As runners, we often push ourselves through discomfort to get through a run. But lately, I’ve been thinking about when it’s right to ignore the discomfort and when it’s time to throw in the towel.
Last week, my friend was telling me about her friend’s husband that had a heart attack while running. It took 10 minutes for someone to find him and get help. He didn’t make it. He was 37.
I saw 2 girls passed out in the middle of the Gasparilla Half Marathon last week with medical personnel surrounding them. And even I felt like crap during that race, but kept going till the end.
I found an article on when to stop running, and I thought it would be good to share. This is taken from Runner’s World:
Discomfort in the Upper Body
The symptoms of a heart attack can be subtle (an ache or feeling of pressure in the chest, arms, neck, and jaw), and they won’t necessarily drop you to your knees. Don’t assume it’s heartburn. Seek immediate medical attention.

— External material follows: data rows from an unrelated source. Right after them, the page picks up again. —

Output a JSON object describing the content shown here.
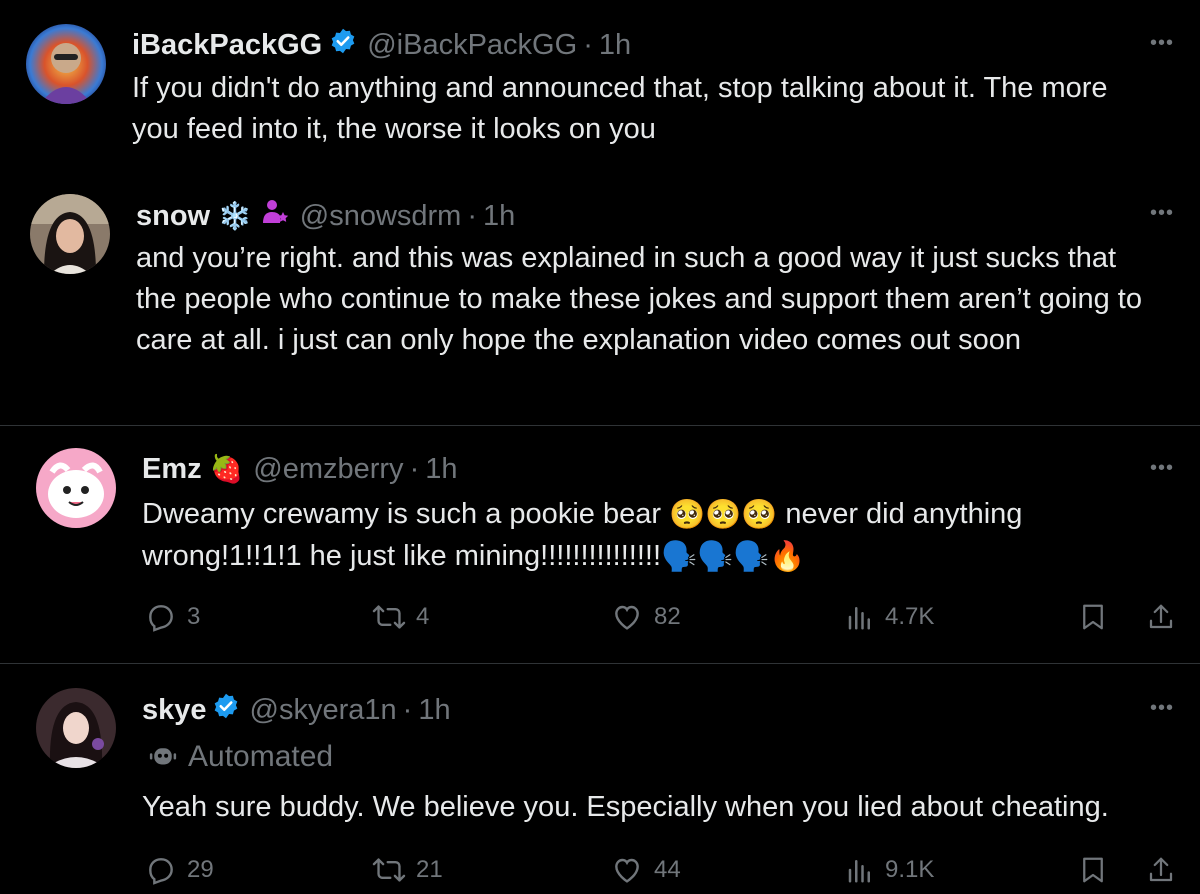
{
  "tweets": [
    {
      "name": "iBackPackGG",
      "handle": "@iBackPackGG",
      "time": "1h",
      "verified": true,
      "text": "If you didn't do anything and announced that, stop talking about it. The more you feed into it, the worse it looks on you"
    },
    {
      "name": "snow",
      "name_emoji": "❄️",
      "handle": "@snowsdrm",
      "time": "1h",
      "text": "and you’re right. and this was explained in such a good way it just sucks that the people who continue to make these jokes and support them aren’t going to care at all. i just can only hope the explanation video comes out soon"
    },
    {
      "name": "Emz",
      "name_emoji": "🍓",
      "handle": "@emzberry",
      "time": "1h",
      "text_part1": "Dweamy crewamy is such a pookie bear ",
      "text_emojis1": "🥺🥺🥺",
      "text_part2": " never did anything wrong!1!!1!1 he just like mining!!!!!!!!!!!!!!!",
      "text_emojis2": "🗣️🗣️🗣️🔥",
      "replies": "3",
      "reposts": "4",
      "likes": "82",
      "views": "4.7K"
    },
    {
      "name": "skye",
      "handle": "@skyera1n",
      "time": "1h",
      "verified": true,
      "automated_label": "Automated",
      "text": "Yeah sure buddy. We believe you. Especially when you lied about cheating.",
      "replies": "29",
      "reposts": "21",
      "likes": "44",
      "views": "9.1K"
    }
  ],
  "dot": "·",
  "more_label": "•••",
  "colors": {
    "verified": "#1d9bf0",
    "muted": "#71767b",
    "text": "#e7e9ea",
    "divider": "#2f3336"
  }
}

Faintness, Lightheadedness, Nausea
Take a time-out and reassess the situation. It might be that you skipped breakfast, or it could be something more serious like a heat-related illness. Cut your workout short. If you don’t feel better after resting and eating, see your doctor.
Shortness of Breath
If you are wheezing or if you have trouble catching your breath within five minutes, take a break. Pay particular attention to whether you are using ancillary muscles–lifting your shoulders to try and increase capacity, forcing air into your lungs. If the symptoms persist after five minutes of rest, seek immediate medical attention.
Pain in Joints
Expect muscle aches as you challenge yourself, but never accept pain in joints during or after exercise. This can lead to serious injuries of bones, tendons, and ligaments. See your doctor.
Pain is your body’s way of identifying an injury and wrenching you away from the stressor to protect you from further harm. To run through it, you’re going to have to override your body’s natural instincts to protect itself, which isn’t smart. Pain is injury. See your doctor.

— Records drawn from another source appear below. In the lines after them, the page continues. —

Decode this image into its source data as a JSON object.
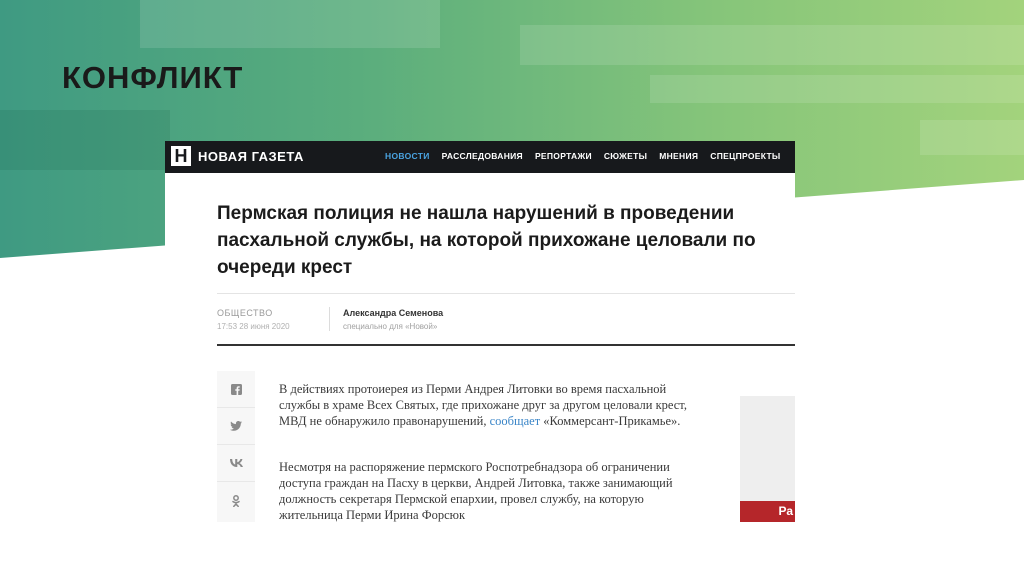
{
  "slide": {
    "title": "КОНФЛИКТ"
  },
  "site": {
    "logo_letter": "Н",
    "logo_text": "НОВАЯ ГАЗЕТА",
    "nav": [
      "НОВОСТИ",
      "РАССЛЕДОВАНИЯ",
      "РЕПОРТАЖИ",
      "СЮЖЕТЫ",
      "МНЕНИЯ",
      "СПЕЦПРОЕКТЫ"
    ]
  },
  "article": {
    "headline": "Пермская полиция не нашла нарушений в проведении пасхальной службы, на которой прихожане целовали по очереди крест",
    "category": "ОБЩЕСТВО",
    "date": "17:53 28 июня 2020",
    "author": "Александра Семенова",
    "author_role": "специально для «Новой»",
    "p1_text": "В действиях протоиерея из Перми Андрея Литовки во время пасхальной службы в храме Всех Святых, где прихожане друг за другом целовали крест, МВД не обнаружило правонарушений, ",
    "p1_link": "сообщает",
    "p1_tail": " «Коммерсант-Прикамье».",
    "p2_text": "Несмотря на распоряжение пермского Роспотребнадзора об ограничении доступа граждан на Пасху в церкви, Андрей Литовка, также занимающий должность секретаря Пермской епархии, провел службу, на которую жительница Перми Ирина Форсюк"
  },
  "share": {
    "facebook": "f",
    "twitter": "t",
    "vk": "vk",
    "ok": "ok"
  },
  "ad": {
    "label": "Ра"
  },
  "colors": {
    "nav_active": "#4aa3e0",
    "link": "#3b86c8",
    "ad": "#b5262a"
  }
}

These all say to see your doctor which I’m sure isn’t always necessary if you have one of these symptoms, but I think it’s good to at least know what to look out for and to remember your health is more important than finishing a race.
4 responses to “How to Know When to Stop Running”
This is a good reminder. I think so many runners accept that running is supposed to be hard and tend to ignore unusual pain. Its important to listen to our bodies no matter what!
This is a great post, I recently hurt my IT band when I was running and have been recovering for a month now. I wish I would have realized that it wasn’t just a cramp
Thank you! I have a lot of stomach issues when I run and sometime’s I’m not sure when it’s ok to keep going and when I should stop, so that article really helped me. I need to know when I’m dying! 🙂
I just want to add something. From personal experenice, i suggest you all to never run on an emty stomach. When you do your body will be in a “low blood sugar” state and very easy for you to faint or collapse. Listen to your body not your mind.
Load your body with Carbs before a run (after an hour) when your body has broken down the carbs into ATP you will have the energy in your mucels to endure the having running.
This is just come from personal experience.